When he entered the "spare room" of the farmhouse Madge, with a smile that was like a ray of sunshine, extended her hand from the lounge on which she was reclining, and said:
"You didn't fail me, Graydon. I couldn't have kept up a moment longer. I should have fainted before had I not heard your voice. How good God has been!"
He held her hand in both his own, his mouth twitched nervously, but his emotion was too strong for speech.
"Don't feel so badly, Graydon," she resumed, and her voice was gentleness itself; "I am not hurt, nor are you to blame."
"I am to blame," he said, hoarsely. "I gave you that brute, but he's dead.
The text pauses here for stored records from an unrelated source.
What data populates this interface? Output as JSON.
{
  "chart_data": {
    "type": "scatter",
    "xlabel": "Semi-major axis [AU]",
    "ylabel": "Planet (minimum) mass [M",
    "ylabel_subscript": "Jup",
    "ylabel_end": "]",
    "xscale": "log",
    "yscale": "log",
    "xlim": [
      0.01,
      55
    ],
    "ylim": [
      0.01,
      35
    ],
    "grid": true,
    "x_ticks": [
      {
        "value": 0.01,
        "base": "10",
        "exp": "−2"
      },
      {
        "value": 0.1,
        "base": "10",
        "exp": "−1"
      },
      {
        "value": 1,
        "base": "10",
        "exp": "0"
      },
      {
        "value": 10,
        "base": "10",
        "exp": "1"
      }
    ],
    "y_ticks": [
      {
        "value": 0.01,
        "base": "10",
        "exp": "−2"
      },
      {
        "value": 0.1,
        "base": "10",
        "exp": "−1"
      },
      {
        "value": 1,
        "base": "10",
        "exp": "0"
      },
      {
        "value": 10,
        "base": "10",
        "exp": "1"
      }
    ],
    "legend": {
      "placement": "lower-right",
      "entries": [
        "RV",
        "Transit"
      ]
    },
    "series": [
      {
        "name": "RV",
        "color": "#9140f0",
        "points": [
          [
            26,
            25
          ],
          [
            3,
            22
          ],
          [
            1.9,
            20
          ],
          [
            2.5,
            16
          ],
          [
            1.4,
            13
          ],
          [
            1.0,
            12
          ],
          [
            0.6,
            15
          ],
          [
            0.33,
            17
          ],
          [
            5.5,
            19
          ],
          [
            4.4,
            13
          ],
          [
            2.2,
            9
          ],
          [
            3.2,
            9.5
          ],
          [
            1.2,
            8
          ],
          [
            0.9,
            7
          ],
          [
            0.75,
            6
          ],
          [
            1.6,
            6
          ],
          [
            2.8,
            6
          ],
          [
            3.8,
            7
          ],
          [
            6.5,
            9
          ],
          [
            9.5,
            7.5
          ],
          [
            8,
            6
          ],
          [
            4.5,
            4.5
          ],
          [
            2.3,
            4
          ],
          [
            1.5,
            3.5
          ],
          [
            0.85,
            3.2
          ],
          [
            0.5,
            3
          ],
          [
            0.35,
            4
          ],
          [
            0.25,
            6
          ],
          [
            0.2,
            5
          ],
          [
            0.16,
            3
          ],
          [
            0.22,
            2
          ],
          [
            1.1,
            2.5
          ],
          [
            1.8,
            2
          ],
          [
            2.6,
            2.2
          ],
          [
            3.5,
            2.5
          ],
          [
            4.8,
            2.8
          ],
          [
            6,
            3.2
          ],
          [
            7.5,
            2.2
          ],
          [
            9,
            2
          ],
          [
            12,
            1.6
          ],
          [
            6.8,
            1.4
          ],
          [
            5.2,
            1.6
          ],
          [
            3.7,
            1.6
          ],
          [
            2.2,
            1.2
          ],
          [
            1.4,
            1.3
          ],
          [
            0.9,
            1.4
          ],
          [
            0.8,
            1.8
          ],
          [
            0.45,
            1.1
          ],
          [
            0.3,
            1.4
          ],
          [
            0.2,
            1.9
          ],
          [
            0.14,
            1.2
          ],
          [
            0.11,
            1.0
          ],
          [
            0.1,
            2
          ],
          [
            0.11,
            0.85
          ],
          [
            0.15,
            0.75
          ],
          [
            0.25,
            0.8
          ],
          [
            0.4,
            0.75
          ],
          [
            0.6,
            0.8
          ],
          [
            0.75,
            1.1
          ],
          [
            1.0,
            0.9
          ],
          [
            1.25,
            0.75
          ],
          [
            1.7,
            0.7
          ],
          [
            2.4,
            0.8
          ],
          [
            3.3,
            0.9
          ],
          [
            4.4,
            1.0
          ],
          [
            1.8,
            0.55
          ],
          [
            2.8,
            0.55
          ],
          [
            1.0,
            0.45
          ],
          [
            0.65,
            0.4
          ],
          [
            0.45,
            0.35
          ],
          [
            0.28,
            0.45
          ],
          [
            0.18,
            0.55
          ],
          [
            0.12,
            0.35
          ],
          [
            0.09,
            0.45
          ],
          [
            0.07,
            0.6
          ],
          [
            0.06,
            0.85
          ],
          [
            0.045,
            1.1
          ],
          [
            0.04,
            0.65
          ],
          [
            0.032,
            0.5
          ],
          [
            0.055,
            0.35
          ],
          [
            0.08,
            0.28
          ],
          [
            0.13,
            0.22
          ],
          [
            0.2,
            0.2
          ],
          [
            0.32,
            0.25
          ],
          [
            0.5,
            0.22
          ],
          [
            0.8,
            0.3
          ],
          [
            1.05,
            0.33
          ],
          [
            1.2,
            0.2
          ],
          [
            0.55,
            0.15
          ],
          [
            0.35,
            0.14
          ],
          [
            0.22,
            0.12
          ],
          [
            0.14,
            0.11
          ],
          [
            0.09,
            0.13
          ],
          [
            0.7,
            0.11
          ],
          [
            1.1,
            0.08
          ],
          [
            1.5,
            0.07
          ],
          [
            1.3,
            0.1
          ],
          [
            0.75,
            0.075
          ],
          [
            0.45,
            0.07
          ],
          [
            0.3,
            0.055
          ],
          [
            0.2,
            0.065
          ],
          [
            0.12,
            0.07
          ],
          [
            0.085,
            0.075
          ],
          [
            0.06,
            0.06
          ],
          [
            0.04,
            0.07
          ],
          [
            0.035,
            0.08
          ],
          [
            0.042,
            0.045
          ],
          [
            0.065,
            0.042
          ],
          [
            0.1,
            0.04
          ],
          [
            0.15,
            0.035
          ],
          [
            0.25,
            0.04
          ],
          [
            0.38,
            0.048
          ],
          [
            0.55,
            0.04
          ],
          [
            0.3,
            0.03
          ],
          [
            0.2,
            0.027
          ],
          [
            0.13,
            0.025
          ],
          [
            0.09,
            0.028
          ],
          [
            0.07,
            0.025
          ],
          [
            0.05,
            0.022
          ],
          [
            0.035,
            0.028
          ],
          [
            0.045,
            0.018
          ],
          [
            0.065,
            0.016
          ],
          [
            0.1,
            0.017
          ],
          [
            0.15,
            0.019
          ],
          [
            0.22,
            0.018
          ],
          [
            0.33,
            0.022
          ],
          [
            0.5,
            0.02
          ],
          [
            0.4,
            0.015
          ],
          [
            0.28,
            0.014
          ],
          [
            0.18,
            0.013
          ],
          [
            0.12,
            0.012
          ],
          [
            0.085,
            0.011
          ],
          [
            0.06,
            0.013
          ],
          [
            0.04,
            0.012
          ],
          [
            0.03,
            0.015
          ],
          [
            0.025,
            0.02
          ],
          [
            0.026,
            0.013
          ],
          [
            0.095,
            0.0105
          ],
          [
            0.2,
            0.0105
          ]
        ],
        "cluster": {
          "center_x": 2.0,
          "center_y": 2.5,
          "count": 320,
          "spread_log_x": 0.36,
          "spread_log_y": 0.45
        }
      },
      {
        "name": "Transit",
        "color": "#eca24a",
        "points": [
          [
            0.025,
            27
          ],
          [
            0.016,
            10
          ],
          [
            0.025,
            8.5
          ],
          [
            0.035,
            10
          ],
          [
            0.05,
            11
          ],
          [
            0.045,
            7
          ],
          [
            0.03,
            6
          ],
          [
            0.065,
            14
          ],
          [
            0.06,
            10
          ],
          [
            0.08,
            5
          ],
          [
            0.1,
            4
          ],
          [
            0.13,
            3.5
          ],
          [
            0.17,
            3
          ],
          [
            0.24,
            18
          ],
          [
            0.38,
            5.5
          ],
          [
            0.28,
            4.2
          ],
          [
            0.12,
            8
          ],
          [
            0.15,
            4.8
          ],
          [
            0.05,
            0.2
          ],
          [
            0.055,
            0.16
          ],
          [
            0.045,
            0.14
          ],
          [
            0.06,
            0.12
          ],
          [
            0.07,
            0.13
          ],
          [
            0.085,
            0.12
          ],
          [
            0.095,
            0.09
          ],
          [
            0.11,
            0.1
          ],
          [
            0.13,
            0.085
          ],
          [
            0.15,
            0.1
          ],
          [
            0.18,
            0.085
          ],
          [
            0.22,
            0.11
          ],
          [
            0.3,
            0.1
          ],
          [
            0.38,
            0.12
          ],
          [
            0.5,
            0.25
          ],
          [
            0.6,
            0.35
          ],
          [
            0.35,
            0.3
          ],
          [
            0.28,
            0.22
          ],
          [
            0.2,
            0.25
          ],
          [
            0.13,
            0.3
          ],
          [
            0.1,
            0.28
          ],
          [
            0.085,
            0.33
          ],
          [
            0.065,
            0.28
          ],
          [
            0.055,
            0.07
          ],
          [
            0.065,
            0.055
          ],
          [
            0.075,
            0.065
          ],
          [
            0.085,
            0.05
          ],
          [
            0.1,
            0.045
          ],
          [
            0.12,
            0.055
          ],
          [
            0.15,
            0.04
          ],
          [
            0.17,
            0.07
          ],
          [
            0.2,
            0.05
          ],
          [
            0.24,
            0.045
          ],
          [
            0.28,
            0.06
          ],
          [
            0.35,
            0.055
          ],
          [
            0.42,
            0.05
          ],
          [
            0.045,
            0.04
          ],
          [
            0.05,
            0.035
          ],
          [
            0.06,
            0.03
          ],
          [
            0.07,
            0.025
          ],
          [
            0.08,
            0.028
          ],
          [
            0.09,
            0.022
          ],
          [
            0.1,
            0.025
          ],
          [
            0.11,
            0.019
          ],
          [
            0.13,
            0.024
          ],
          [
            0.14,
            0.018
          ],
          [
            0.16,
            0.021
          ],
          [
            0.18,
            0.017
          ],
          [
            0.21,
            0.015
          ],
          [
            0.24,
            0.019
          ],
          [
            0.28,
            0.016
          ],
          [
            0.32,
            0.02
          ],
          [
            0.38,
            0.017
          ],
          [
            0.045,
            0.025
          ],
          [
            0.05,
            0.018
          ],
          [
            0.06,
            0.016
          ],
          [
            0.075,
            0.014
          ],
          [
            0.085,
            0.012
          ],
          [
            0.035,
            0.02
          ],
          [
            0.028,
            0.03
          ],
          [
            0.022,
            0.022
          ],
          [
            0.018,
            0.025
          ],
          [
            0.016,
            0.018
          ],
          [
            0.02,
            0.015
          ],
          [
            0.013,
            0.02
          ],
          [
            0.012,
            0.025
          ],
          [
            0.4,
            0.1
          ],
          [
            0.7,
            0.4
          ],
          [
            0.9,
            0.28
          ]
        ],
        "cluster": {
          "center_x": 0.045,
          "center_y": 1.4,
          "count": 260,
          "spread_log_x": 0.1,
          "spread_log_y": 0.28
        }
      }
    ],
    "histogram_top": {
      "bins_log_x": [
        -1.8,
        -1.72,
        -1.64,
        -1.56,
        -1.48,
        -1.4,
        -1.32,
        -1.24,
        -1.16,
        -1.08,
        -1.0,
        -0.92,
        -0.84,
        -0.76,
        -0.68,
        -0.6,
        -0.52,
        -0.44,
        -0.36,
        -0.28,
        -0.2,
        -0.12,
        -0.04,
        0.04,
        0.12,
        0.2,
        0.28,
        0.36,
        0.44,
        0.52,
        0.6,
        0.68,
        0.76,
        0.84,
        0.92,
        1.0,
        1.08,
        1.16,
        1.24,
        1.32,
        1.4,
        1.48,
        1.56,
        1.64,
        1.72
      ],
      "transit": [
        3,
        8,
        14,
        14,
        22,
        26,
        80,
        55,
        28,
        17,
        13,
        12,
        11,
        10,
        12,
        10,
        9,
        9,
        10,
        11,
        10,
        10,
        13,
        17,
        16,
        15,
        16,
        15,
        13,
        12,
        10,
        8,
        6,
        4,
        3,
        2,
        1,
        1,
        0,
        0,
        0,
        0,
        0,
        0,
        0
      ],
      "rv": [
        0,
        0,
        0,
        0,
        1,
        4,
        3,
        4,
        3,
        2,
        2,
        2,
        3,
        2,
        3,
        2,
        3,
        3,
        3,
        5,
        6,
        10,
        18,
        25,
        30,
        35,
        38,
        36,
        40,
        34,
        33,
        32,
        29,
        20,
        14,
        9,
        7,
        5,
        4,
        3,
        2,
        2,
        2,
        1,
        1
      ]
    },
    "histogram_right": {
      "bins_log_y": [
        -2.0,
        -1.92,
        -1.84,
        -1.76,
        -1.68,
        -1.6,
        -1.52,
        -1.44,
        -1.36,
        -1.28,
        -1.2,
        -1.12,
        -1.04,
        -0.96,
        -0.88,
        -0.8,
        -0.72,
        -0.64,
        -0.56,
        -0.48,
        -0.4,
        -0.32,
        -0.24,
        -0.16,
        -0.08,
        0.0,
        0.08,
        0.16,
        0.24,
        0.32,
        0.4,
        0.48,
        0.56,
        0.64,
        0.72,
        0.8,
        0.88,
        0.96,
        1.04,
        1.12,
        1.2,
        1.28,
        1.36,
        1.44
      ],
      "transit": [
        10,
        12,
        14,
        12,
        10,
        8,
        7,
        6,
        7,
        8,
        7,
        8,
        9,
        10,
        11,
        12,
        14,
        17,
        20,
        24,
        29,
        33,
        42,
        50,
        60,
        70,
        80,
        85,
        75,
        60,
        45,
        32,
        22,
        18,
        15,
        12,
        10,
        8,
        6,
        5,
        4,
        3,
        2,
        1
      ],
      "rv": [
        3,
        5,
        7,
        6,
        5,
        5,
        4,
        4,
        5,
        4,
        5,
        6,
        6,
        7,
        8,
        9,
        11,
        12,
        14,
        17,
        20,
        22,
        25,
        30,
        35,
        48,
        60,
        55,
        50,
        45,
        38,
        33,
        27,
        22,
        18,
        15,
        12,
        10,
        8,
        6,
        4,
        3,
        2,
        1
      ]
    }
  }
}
I shot him instantly. Oh, Madge, if--if--I feel that I would have shot myself."
"Graydon, please be more calm," she faltered, tears coming into her eyes. "There, see, you are making me cry. I can't bear to see you--I can't bear to see a man--so moved. Please now, you look so pale that I am frightened. I'm not strong, but shall get better at once if I see you yourself."
"Forgive me, Madge, but it seems as if I had suffered the pangs of death ten times over--there, I won't speak about it till we both have recovered from the shock. Dear, brave little girl; how can I thank you enough for keeping up till I could reach you!"
She began to laugh a little too nervously to be natural. Her heart was glad over her escape, and in a gladder tumult at his words and manner. He was no shadow of a man, nor did ice-water flow in his veins. His feeling had been so strong that it had almost broken her self-control.
"Some day," she exulted, "some day God will turn his fraternal affection into the wine of love."
"I'm so nervous," she said, "that I must either laugh or cry. What a plight we are in! How shall we go forward or backward?"
"We shall not do either very soon. Mrs. Hobson is making you a cup of tea, and then you must rest thoroughly, and sleep, if possible."
"What will you do?"
"Oh, I'll soothe my nerves with a cigar, and berate myself on the porch! When you are thoroughly rested I'll have Mr. Hobson drive us on to the nearest station. We are in no plight whatever, if you received no harm."
"I haven't. Promise me one thing."
"Anything--everything."
"Do no berating. I'm sorry you killed the horse; but he did act vilely, and I suppose you had to let off your anger in some way. I was angry myself at first--he was so stupid. But when I found I couldn't hold him at all I thought I must die--Oh, how it all comes back to me! What thoughts I had, and how sweet life became! Oh, oh--" and she began sobbing like a child.
"Madge, please--I can't endure this, indeed I can't."
But her overwrought nerves were not easily controlled, and he knelt beside her, speaking soothingly and pleadingly. "Dear Madge, dear sister Madge. Oh, I wish Mary was here!" and he kissed her again and again.
"Graydon," she gasped, "stop! There--I'm better;" and she did seem to recover almost instantly.
"Law bless you, sir," said Mrs. Hobson, who had entered with the tea, "your sister'll be all right in an hour or so."
Graydon sprang to his feet, and there was a strong dash of color in his face. As for the hitherto pallid Madge, her visage was like a peony, and she was preternaturally quiet.
"Try to sleep, Madge," said Graydon, from the doorway, "and I won't 'worry or take on' a bit;" and he disappeared.
There was no sleep for her, and yet she felt herself wonderfully restored. Was it the potency of Mrs. Hobson's tea? or that which he had placed upon her lips?